Tigers’ current Director of Rugby first made his mark for the club as a snarly all action menace of a hooker, making up the B of the famed ABC club. He won five league titles and two Heineken Cups as a player and has added three more as Director of Rugby with the club.
C. Dan Cole
A difficult selection at tighthead prop with some stiff competition from the likes of Darren Garforth and Martin Castrogiovanni, but current Tigers and England prop Cole gets the nod for his consistently solid scrummaging.

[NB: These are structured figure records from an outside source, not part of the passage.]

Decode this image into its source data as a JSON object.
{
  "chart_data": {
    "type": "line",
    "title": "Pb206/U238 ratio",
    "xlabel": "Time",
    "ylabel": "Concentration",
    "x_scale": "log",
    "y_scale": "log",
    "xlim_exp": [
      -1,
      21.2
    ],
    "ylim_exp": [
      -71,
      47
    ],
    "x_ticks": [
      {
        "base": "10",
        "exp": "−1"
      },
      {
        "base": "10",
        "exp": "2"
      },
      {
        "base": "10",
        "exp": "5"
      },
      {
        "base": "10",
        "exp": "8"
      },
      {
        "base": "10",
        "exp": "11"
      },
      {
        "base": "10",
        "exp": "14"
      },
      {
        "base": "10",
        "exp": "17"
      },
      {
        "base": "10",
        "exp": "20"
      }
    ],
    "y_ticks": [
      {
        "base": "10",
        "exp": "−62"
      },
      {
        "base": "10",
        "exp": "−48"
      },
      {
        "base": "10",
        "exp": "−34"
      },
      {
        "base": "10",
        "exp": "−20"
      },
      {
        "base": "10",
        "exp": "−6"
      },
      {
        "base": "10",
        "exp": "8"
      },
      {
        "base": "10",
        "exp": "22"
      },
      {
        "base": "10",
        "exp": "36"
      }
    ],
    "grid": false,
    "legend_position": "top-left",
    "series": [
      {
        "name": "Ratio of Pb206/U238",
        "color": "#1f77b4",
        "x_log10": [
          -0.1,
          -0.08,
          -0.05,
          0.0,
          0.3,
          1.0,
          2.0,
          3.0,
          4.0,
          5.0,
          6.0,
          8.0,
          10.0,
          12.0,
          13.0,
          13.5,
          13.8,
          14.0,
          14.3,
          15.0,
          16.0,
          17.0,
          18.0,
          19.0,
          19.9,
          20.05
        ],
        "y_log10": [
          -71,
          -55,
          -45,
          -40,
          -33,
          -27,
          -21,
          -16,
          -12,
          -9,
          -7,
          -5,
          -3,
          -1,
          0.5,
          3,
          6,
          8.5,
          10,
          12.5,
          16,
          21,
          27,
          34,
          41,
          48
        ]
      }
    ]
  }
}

D. Martin Johnson (captain)
One of the greatest ever. He captained Tigers to all there was to win in the Northern Hemisphere, became the only man to captain the British and Irish Lions twice (including a series win over South Africa in 1997) and of course lifted the Webb Ellis Trophy as England captain in the 2003 Rugby World Cup Final in Sydney. If anyone can recall a poor game that Johnno ever had, please let us know.
E. Ben Kay
A solid and dependable lock forward for the Tigers, England and the Lions. He played for the Tigers for over a decade and rarely put a foot wrong in that time, becoming one of the leading line out masters in the game.
F. Lewis Moody
You got the feeling that Moody would have been prepared to run through brick walls for the club. He would frequently be the first under restarts, would frequently be found securing the ball where the boots were flying and would usually be the first to the tackle and the breakdown.
G. Dean Richards
A firm crowd favourite in his playing days, when the chant of “Deano, Deano…” used to ring round Welford Road. He won the inaugural league title with the club in 1988, and again as captain in 1995. He would later be promoted to Director of Rugby of the club and won a further four league title and led the club to its two Heineken Cup triumphs.
H. Neil Back
Another player who never seemed to have a bad game, which in a Tigers career that spanned fifteen years is some feat. He played right on the edges of the law in the breakdown to secure ball for Leicester and slow down that of the opposition. Mysteriously blamed by Munster fans for Peter Stringer inadvertently feeding the ball to the Leicester side of the scrum in the 2002 Heineken Cup final.